Ballet on the Bookshelf: 6 New Titles for Bunheads
September 24, 2021

Whether through memoir, biography or essays, these six new ballet-focused books—exploring the ups and downs of a life in ballet; the roots of the form in America; issues like race, gender and abuse; and more—will ignite your curiosity and give you knowledge and perspective to bring back to the classroom or studio.

A Life in Dance: Three Memoirs

Jill Randall

Fierce and Delicate: Essays on Dance and Illness, by Renée K. Nicholson, and Being a Ballerina: The Power and Perfection of a Dancing Life, by Gavin Larsen, both masterfully use short personal essays to share stories about their lives and careers in ballet. Nicholson’s journey begins with training and performing, then shifts dramatically at age 21 when she is diagnosed with rheumatoid arthritis. She shares how this health crisis shaped her new path as an educator.

Larsen’s memoir recounts her childhood and 18 years as a professional dancer. It is a vulnerable window into the inner life of a ballerina, and a true story of longevity and endurance over nearly two decades.

The third new memoir, Georgina Pazcoguin’s electrifying Swan Dive: The Making of a Rogue Ballerina, is an honest look at the life of the first Asian-American female soloist in New York City Ballet’s history. Pazcoguin writes with humor, profanities and an insider’s casual tone about her childhood, her training at the School of American Ballet, and rising through the ranks of NYCB. Her story boldly reveals truths about eating disorders, abuse and racism, and challenges us to consider how we all can and should help rewrite the story of dance-company culture in 2021.

The History of Dance: A 345-Page Masterpiece

Jill Randall

Martha Ullman West’s Todd Bolender, Janet Reed, and the Making of American Ballet weaves together the career paths of Bolender and Reed over many decades as dance partners, fellow company members and administrative colleagues. As the author tells their life stories, she also documents the development of ballet in the U.S. since the 1930s, including the building of San Francisco Ballet, Ballet Society, New York City Ballet and Ballet Theatre (now American Ballet Theatre), and the careers of the Christensen brothers, Balanchine, Lincoln Kirstein and Jerome Robbins. Reed and Bolender performed with some of these top companies and then went on to help found the Pacific Northwest Ballet (Reed and Bolender) and to direct Kansas City Ballet (Bolender).
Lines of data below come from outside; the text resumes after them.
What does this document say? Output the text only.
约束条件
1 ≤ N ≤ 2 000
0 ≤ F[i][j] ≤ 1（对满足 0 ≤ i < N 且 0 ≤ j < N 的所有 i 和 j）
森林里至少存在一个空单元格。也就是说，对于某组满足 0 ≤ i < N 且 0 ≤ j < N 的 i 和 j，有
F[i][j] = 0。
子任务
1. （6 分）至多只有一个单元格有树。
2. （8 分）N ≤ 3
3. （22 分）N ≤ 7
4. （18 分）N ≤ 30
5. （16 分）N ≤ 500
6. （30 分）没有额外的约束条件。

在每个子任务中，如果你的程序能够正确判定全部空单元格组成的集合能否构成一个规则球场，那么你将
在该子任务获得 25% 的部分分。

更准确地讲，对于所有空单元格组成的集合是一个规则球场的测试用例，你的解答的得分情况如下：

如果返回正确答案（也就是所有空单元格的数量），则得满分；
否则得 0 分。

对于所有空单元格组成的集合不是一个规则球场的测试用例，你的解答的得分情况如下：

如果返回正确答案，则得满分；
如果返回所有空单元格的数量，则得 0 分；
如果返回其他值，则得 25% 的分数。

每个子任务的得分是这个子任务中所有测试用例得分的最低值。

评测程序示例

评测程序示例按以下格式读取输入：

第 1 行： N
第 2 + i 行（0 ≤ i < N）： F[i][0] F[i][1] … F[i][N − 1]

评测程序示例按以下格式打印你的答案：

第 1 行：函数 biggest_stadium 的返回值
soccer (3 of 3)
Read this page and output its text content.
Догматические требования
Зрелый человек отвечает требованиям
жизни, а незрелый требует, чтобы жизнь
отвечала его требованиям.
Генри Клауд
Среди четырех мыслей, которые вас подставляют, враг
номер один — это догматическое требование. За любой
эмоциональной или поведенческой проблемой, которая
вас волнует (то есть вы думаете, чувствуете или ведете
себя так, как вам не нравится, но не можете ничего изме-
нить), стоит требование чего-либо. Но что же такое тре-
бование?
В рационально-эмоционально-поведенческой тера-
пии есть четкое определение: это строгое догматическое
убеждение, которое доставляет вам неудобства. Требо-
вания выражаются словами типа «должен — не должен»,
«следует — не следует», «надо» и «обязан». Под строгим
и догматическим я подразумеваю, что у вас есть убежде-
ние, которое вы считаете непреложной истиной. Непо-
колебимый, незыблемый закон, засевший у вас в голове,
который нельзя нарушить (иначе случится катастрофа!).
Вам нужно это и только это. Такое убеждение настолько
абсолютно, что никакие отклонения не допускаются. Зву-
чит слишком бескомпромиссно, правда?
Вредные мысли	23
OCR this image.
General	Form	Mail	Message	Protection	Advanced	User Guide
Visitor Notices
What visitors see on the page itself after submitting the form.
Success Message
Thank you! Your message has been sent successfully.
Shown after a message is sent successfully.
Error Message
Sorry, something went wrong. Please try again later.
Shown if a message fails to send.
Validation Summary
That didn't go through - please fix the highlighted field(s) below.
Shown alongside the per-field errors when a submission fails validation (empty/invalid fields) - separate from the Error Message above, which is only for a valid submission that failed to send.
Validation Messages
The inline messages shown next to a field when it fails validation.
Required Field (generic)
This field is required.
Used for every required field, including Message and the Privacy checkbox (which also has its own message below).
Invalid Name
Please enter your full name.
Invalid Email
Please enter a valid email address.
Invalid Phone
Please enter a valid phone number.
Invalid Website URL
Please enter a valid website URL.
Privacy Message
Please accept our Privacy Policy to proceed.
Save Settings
The Future of Dance: Interviews and Essays

For her Turning Pointe: How a New Generation of Dancers Is Saving Ballet from Itself, journalist and former dancer Chloe Angyal conducted approximately 100 interviews to turn a mirror on the ballet field, tackling a robust list of topics like injuries, eating disorders, the cost of training, racism and nurturing the next generation of choreographers. 

Paired beautifully with Angyal’s reporting is a more academic collection edited and curated by Adesola Akinleye. (Re:) Claiming Ballet grapples with race, gender and pedagogy, offering historical context alongside a current analysis of the field. As the title references, Akinleye and her contributors encourage us to reclaim, reshape and reimagine ballet.